Liu Zhiguo, Zhang Enzheng, Ding Qian, Liao Weijie, Wu Zixiang
School of Information Science and Engineering, Zhejiang Sci-Tech University, Hangzhou 310018, China.
Sensors (Basel). 2024 Dec 26;25(1):85. doi: 10.3390/s25010085.
Accurate detection and tracking of dynamic objects are critical for enabling skill demonstration and effective skill generalization in robotic skill learning and application scenarios. To further improve the detection accuracy and tracking speed of the YOLOv8s model in dynamic object tracking tasks, this paper proposes a method to enhance both detection precision and speed based on YOLOv8s architecture. Specifically, a Focused Linear Attention mechanism is introduced into the YOLOv8s backbone network to enhance dynamic object detection accuracy, while the Ghost module is incorporated into the neck network to improve the model's tracking speed for dynamic objects. By mapping the motion of dynamic objects across frames, the proposed method achieves accurate trajectory tracking. This paper provides a detailed explanation of the improvements made to YOLOv8s for enhancing detection accuracy and speed in dynamic object detection tasks. Comparative experiments on the MS-COCO dataset and the custom dataset demonstrate that the proposed method has a clear advantage in terms of detection accuracy and processing speed. The dynamic object detection experiments further validate the effectiveness of the proposed method for detecting and tracking objects at different speeds. The proposed method offers a valuable reference for the field of dynamic object detection, providing actionable insights for applications such as robotic skill learning, generalization, and artificial intelligence-driven robotics.

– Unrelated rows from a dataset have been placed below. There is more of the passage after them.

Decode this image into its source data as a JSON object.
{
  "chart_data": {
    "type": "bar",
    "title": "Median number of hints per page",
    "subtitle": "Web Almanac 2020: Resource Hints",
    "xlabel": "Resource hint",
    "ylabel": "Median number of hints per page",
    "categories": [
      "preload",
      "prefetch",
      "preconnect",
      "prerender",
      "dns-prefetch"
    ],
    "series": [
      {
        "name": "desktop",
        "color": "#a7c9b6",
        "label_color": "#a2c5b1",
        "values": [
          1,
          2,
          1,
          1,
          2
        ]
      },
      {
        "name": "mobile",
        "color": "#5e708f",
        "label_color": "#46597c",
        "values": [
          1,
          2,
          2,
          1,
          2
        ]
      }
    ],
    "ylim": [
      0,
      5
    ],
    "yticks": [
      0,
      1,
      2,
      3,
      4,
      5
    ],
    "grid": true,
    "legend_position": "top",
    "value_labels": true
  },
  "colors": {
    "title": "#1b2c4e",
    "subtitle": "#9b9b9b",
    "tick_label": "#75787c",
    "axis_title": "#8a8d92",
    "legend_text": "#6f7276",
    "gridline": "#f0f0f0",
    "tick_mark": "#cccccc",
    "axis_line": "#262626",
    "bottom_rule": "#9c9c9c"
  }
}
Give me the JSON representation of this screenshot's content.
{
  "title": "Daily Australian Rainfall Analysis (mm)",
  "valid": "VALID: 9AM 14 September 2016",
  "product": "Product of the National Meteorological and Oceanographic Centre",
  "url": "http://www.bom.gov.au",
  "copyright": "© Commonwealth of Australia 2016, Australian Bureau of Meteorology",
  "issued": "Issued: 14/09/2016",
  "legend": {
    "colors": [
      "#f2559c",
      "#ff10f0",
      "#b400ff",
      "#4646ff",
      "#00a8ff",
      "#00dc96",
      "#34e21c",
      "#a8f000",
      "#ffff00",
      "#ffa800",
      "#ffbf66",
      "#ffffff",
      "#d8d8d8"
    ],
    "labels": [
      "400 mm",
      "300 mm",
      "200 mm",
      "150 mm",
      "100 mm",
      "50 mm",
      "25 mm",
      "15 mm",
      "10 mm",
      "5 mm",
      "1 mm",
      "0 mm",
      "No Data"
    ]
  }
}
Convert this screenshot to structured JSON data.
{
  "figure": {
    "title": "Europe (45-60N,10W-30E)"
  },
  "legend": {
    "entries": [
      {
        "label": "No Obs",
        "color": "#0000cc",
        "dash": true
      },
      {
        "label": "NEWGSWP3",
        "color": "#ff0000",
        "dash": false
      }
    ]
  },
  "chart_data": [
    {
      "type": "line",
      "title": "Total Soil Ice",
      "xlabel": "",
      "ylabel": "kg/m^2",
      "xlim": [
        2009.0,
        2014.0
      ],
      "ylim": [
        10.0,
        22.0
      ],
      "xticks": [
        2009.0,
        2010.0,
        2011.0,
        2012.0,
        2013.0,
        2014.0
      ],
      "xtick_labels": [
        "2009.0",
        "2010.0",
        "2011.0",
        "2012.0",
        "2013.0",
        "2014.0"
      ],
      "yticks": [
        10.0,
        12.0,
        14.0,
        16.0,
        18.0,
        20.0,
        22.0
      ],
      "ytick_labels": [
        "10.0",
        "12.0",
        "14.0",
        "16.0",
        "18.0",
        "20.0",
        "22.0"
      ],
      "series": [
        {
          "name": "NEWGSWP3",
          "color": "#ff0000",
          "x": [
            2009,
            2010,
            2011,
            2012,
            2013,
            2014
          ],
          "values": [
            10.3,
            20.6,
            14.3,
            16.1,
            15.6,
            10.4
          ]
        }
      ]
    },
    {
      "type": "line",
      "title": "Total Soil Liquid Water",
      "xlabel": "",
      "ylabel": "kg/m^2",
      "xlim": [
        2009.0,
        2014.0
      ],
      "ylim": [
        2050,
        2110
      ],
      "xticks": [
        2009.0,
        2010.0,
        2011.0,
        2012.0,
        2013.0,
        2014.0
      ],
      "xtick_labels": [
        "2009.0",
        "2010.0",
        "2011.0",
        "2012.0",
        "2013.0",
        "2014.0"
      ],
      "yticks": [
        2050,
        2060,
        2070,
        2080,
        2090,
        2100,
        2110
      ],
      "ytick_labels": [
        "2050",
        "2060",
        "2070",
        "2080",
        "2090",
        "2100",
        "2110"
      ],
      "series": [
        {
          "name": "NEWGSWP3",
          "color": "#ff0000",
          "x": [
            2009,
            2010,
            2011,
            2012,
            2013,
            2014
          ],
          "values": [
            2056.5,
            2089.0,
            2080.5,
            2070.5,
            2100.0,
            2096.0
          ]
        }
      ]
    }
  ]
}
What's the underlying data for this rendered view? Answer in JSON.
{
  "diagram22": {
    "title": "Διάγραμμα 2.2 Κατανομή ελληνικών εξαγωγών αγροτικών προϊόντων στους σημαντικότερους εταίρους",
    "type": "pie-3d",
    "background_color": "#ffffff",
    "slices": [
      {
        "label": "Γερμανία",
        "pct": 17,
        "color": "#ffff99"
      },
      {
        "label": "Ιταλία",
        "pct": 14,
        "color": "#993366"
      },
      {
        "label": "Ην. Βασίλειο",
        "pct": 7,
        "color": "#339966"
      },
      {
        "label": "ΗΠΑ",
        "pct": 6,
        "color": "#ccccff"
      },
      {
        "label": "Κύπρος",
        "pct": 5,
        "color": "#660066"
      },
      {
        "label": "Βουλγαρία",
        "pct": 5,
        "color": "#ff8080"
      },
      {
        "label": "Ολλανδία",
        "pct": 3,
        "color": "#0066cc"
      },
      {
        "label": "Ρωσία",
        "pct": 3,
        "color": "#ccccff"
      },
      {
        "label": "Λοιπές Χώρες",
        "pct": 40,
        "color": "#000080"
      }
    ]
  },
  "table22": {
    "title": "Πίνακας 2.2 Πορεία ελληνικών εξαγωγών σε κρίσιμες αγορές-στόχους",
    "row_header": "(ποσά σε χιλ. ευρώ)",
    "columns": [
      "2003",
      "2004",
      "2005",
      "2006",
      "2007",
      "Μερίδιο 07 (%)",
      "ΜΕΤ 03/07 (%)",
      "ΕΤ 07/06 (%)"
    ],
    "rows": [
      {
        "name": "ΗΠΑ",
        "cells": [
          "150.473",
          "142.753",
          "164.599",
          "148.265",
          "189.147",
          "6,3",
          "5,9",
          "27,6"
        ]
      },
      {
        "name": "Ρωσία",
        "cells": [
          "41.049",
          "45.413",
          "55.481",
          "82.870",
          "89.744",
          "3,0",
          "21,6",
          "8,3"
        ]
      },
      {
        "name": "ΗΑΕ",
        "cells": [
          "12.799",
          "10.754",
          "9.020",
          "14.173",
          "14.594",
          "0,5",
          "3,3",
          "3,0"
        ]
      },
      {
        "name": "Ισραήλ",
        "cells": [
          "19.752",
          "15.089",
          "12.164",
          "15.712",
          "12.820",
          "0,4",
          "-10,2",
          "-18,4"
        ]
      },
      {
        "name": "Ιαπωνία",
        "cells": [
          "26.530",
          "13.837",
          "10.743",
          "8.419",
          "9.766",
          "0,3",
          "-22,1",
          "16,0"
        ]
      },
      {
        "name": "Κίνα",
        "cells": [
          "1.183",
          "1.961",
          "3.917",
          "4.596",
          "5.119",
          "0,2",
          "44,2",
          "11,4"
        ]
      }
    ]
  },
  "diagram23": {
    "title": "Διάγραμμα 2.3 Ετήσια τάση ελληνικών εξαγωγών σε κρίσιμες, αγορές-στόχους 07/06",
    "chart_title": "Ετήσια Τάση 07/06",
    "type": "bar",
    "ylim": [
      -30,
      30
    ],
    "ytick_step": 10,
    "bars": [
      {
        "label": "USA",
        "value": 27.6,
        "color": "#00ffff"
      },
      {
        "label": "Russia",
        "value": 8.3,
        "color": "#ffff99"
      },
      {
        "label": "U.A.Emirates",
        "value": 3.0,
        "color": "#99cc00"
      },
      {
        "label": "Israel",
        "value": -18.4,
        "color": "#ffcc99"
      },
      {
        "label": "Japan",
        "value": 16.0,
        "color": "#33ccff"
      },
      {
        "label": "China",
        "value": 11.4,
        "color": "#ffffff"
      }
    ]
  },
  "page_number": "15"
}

在机器人技能学习和应用场景中,准确检测和跟踪动态物体对于实现技能演示和有效的技能泛化至关重要。为了在动态物体跟踪任务中进一步提高YOLOv8s模型的检测精度和跟踪速度,本文提出了一种基于YOLOv8s架构提高检测精度和速度的方法。具体而言,将聚焦线性注意力机制引入YOLOv8s主干网络以提高动态物体检测精度,同时将Ghost模块并入颈部网络以提高模型对动态物体的跟踪速度。通过跨帧映射动态物体的运动,该方法实现了精确的轨迹跟踪。本文详细解释了对YOLOv8s进行改进以提高动态物体检测任务中的检测精度和速度的方法。在MS-COCO数据集和自定义数据集上的对比实验表明,该方法在检测精度和处理速度方面具有明显优势。动态物体检测实验进一步验证了该方法在检测和跟踪不同速度物体方面的有效性。该方法为动态物体检测领域提供了有价值的参考,为机器人技能学习、泛化以及人工智能驱动的机器人等应用提供了可操作的见解。